Sample Poems by Candice Favilla



Silence  

We learn nothing from silence, but from an absence of words we  might know
freedom or error. In night fields, a second skin, a star in each pore.

Brown pelican keening north, water’s turbulence her only sound.
Current pushing over shoal and up to climb the shock.

Sound is a pocket opened into space. What happens next
without the verb? The second silence owns us.

On a hill, one reads silently, the watchman and the ox blink
at one another, the gong unsounded, the ships far gone.

He goes to boys for it, their stark cries as gulls tumbling over water.
Their fourteen-year-old backs shiny, wetted agates he secrets away.

In Chemo her bald head nodding.
Pumps shushing white sledge into veins.

Any body for comfort here on the beach, a scow riding the prow  of the ocean.
Forward throttling, imagine the word “hope” as wind tightens the scowl.

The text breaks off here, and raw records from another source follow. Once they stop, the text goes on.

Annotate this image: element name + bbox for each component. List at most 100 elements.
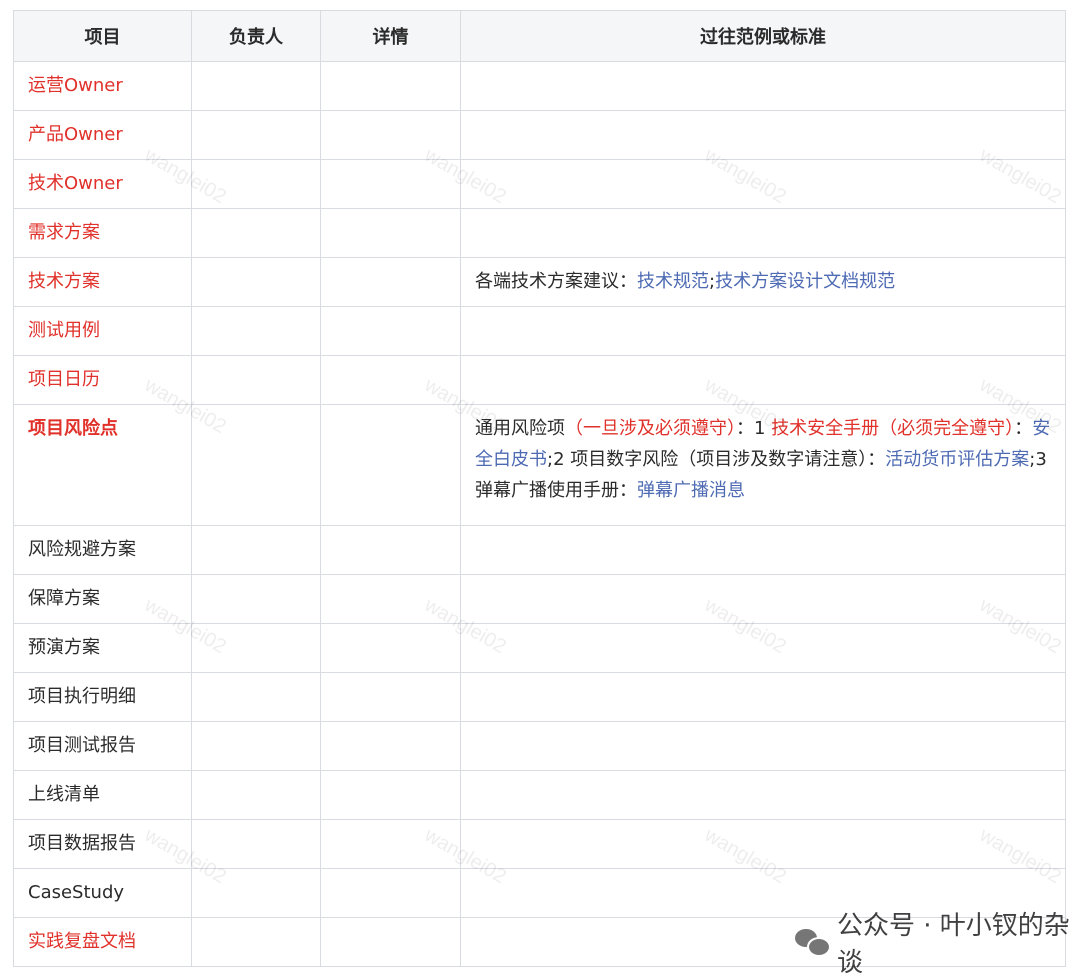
row-detail [321,62,461,111]
row-item: 预演方案 [14,624,192,673]
row-item: 测试用例 [14,307,192,356]
row-detail [321,869,461,918]
currency-assessment-link[interactable]: 活动货币评估方案 [885,449,1029,470]
table-row: 技术方案 各端技术方案建议：技术规范;技术方案设计文档规范 [14,258,1066,307]
tech-design-doc-link[interactable]: 技术方案设计文档规范 [715,271,895,292]
row-item: 运营Owner [14,62,192,111]
table-row: 产品Owner [14,111,1066,160]
row-example [461,526,1066,575]
row-item: 项目执行明细 [14,673,192,722]
table-row: 项目测试报告 [14,722,1066,771]
row-example [461,111,1066,160]
row-owner [192,209,321,258]
row-item: 项目数据报告 [14,820,192,869]
table-row: 上线清单 [14,771,1066,820]
row-detail [321,160,461,209]
row-example [461,722,1066,771]
tech-spec-link[interactable]: 技术规范 [637,271,709,292]
row-detail [321,820,461,869]
row-owner [192,258,321,307]
row-owner [192,722,321,771]
wechat-icon [795,927,827,957]
row-detail [321,111,461,160]
security-manual-text: 技术安全手册（必须完全遵守） [771,418,1014,439]
row-example [461,820,1066,869]
row-item: 保障方案 [14,575,192,624]
header-owner: 负责人 [192,11,321,62]
barrage-broadcast-link[interactable]: 弹幕广播消息 [637,480,745,501]
table-row: 项目执行明细 [14,673,1066,722]
row-owner [192,307,321,356]
row-item: 项目日历 [14,356,192,405]
example-text: 各端技术方案建议： [475,271,637,292]
row-item: 风险规避方案 [14,526,192,575]
row-owner [192,160,321,209]
row-item: 技术Owner [14,160,192,209]
row-example [461,160,1066,209]
header-details: 详情 [321,11,461,62]
table-row: 项目风险点 通用风险项（一旦涉及必须遵守）：1 技术安全手册（必须完全遵守）：安… [14,405,1066,526]
row-owner [192,526,321,575]
row-detail [321,673,461,722]
table-row: 预演方案 [14,624,1066,673]
row-owner [192,771,321,820]
header-item: 项目 [14,11,192,62]
table-row: 项目日历 [14,356,1066,405]
table-row: 技术Owner [14,160,1066,209]
row-detail [321,575,461,624]
row-item: 产品Owner [14,111,192,160]
row-owner [192,405,321,526]
row-example [461,356,1066,405]
example-text: ： [1014,418,1032,439]
row-detail [321,624,461,673]
row-detail [321,258,461,307]
table-header-row: 项目 负责人 详情 过往范例或标准 [14,11,1066,62]
highlight-text: （一旦涉及必须遵守） [565,418,736,439]
account-name: 公众号 · 叶小钗的杂谈 [837,905,1080,979]
row-detail [321,526,461,575]
row-owner [192,918,321,967]
wechat-account-badge: 公众号 · 叶小钗的杂谈 [795,905,1080,979]
row-example [461,673,1066,722]
row-owner [192,575,321,624]
row-example: 通用风险项（一旦涉及必须遵守）：1 技术安全手册（必须完全遵守）：安全白皮书;2… [461,405,1066,526]
row-owner [192,62,321,111]
project-checklist-table: 项目 负责人 详情 过往范例或标准 运营Owner 产品Owner 技术Owne… [13,10,1066,967]
row-example: 各端技术方案建议：技术规范;技术方案设计文档规范 [461,258,1066,307]
row-owner [192,869,321,918]
row-detail [321,307,461,356]
table-row: 项目数据报告 [14,820,1066,869]
row-detail [321,209,461,258]
row-owner [192,624,321,673]
row-owner [192,356,321,405]
row-example [461,307,1066,356]
row-example [461,771,1066,820]
example-text: 通用风险项 [475,418,565,439]
row-detail [321,356,461,405]
row-example [461,209,1066,258]
table-row: 测试用例 [14,307,1066,356]
row-owner [192,673,321,722]
header-examples: 过往范例或标准 [461,11,1066,62]
table-row: 保障方案 [14,575,1066,624]
row-detail [321,722,461,771]
table-row: 需求方案 [14,209,1066,258]
table-row: 运营Owner [14,62,1066,111]
table-row: 风险规避方案 [14,526,1066,575]
row-item: 上线清单 [14,771,192,820]
row-item: 实践复盘文档 [14,918,192,967]
row-detail [321,771,461,820]
row-example [461,62,1066,111]
row-detail [321,405,461,526]
row-owner [192,820,321,869]
row-item: CaseStudy [14,869,192,918]
row-example [461,624,1066,673]
example-text: ：1 [736,418,771,439]
row-item: 技术方案 [14,258,192,307]
row-item: 需求方案 [14,209,192,258]
row-owner [192,111,321,160]
example-text: ;2 项目数字风险（项目涉及数字请注意）： [547,449,885,470]
row-detail [321,918,461,967]
row-item: 项目风险点 [14,405,192,526]
row-example [461,575,1066,624]
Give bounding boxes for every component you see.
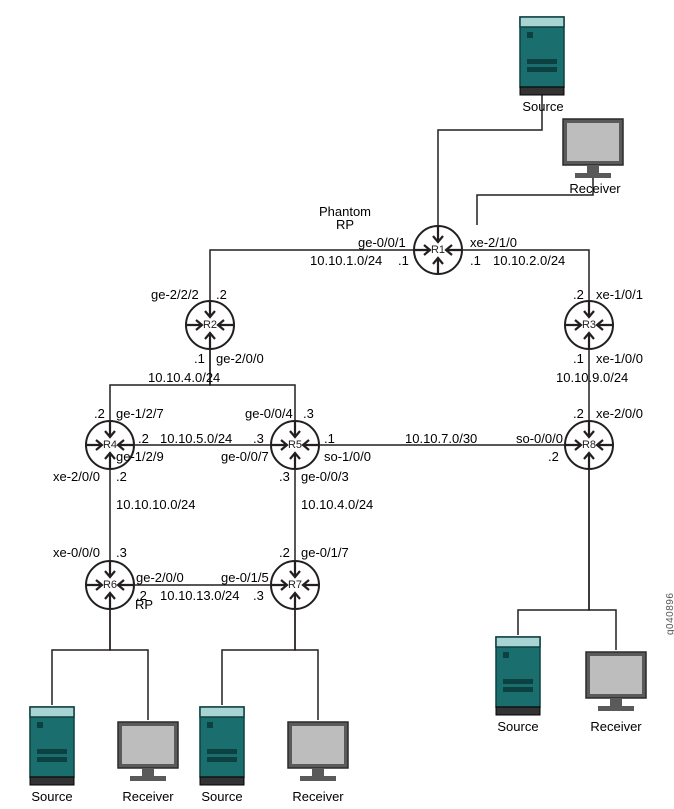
lbl-r4-xe200: xe-2/0/0 <box>53 470 100 483</box>
lbl-r5-bot-host: .3 <box>279 470 290 483</box>
router-r6-label: R6 <box>103 579 117 591</box>
network-diagram: R1 R2 R3 R4 R5 R6 R7 R8 <box>0 0 674 809</box>
caption-receiver-br: Receiver <box>588 720 644 733</box>
lbl-r4-ge129: ge-1/2/9 <box>116 450 164 463</box>
lbl-r1-left-net: 10.10.1.0/24 <box>310 254 382 267</box>
lbl-r6-right-host: .2 <box>136 589 147 602</box>
lbl-r3-top-host: .2 <box>573 288 584 301</box>
lbl-r4-top-host: .2 <box>94 407 105 420</box>
lbl-r4-net-down: 10.10.10.0/24 <box>116 498 196 511</box>
router-r7-label: R7 <box>288 579 302 591</box>
router-r5: R5 <box>271 421 319 469</box>
caption-source-bm: Source <box>199 790 245 803</box>
lbl-r5-ge003: ge-0/0/3 <box>301 470 349 483</box>
lbl-r2-top-host: .2 <box>216 288 227 301</box>
host-receiver-bl <box>118 722 178 781</box>
router-r3-label: R3 <box>582 319 596 331</box>
lbl-r4-bot-host: .2 <box>116 470 127 483</box>
lbl-r1-ge001: ge-0/0/1 <box>358 236 406 249</box>
lbl-r1-right-net: 10.10.2.0/24 <box>493 254 565 267</box>
caption-source-br: Source <box>495 720 541 733</box>
router-r7: R7 <box>271 561 319 609</box>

Had I not been a coward, I would have admitted love, even though  he
went to boys. And might have been a better woman, as she, a better woman than I.



Allergies

Suddenly I believe
I am serious-
ly depressed. Soon
as I write it the rueful words
caroom skywise as birds, make
a crappy mess all over the page.
See?—Onto a photo of a virtual king
in a magazine entitled Radical Uncertainty
and spread as a vizard
for the homeless asleep in City Plaza.
My skin flakes; golden pods
of autumn waft up my nose,
dissents elbowing
their paths to voting booths.
Who sneezes knows the truth
in that only moment. Myths and ideologies float
that image of your finer self
to the surface of some snot. Think
of a woman cultivating winter squash
beneath three puny rows of corn. That’s hope. Dented
trailer house, a couple of fists
about to be borne
in the tire-tracked yard. Two
spotted hogs snorkeling red
mud. And anxiety-ridden flies
zooming their relevant dives
around a flap of ripped screen.
My liver nudges my spleen
for comfort. Even the sparrows enjoy
their grievances in season. Here’s a soul
up your nose: I’m named
What-You-Got-For-Me-Now?




The Woman on the Airplane to Los Angeles
                    —for Mike Osbourne

    1
Up this high, there’s no turning back.
What caught my eye, the color of her dress.
Her hands. Her charm bracelets.
Then her photographs in a wallet unfolded
in her lap. We are let into life
the way I began to care, as she spoke
about her children in Florida,
another coastline behind us.
She said, To be unheard
is to be dead. I tried
to tell my husband this.

    2
A man lost his house to a flood.
So he took a job on an oil rig
off the Baja coast. Now,
daily, he bends over the Pacific,
his house slipping farther west.
Three times a year we meet

at Long Beach, make an island
of our bodies. The sadness
in western people I explain
by recalling that they can only repeat
their journey. Standing on a beach
they long for the water as a bird
caught on an inland current
of air must long for the gulf.

    3
At Long Beach runners lean
into wind, eyes on breakers
and collecting within
the force of waves
as though the body
were a receptacle the contents
of which the ocean continually restores.
It is early evening. Twelve strangers
rest in a bar near the beach and look out
toward the pelicanry on Catalina. Earth
pitches, the sun rolls down. For a moment
we are intent in the same way
all things are changed
when waiting for the rhythm of day
to break into night. We collectively turn
away from the even features of our neighbor’s
face and watch a sailboat pulling
its wake across the harbor. Pelicans
in tight formation glide over
the palm trees and the patio, pulling
their own arrow drawn in counterpoise
to that of the boat. All memory and hope
are directional and opposite.

Palm trees brush the forming night.
Hundreds of pelicans take direction
and shape in the violet air while I recall
this symbol for the flight of Christ in counterpane
to the secular as growing from the myth
that the bird so loves its offspring
it tears its breast to feed them. A waitress
pauses by the window. There is no turning back.
She points to a first star low over the bay, or
maybe it’s an airplane. From here we cannot
be certain. Two people turn to each other, suddenly
familiar. The kids they’ve raised.
The people they have married. Now everything
an arrow at night. And I like them for it;
for discovering each other; for the chance
each takes when the face opens on that island.
Who can say what form election takes?



Bathing, End of Summer

Earth slips around this hour,
Trout takes mayfly, and then at dusk

The larger dragonflies come out, reaching
Over the creek. Just this dawn, I was young,

Lying on this rock and looking up. Soloing in my skin,
I thought, my song to the sky thin, just beginning.

Light falls across rising dust. Spider among blackberries.
Consequence and the beauty of gravity. Already my voice

Thickens. Now a web of folds, lines furrow
My cheeks. But vines, too, I ‘m reminded,

Thicken upon themselves
While thriving. So I

Am not alone, each new thorn a kiss. Axil of brevity,
Axil of eternity, the body playing up to the stars.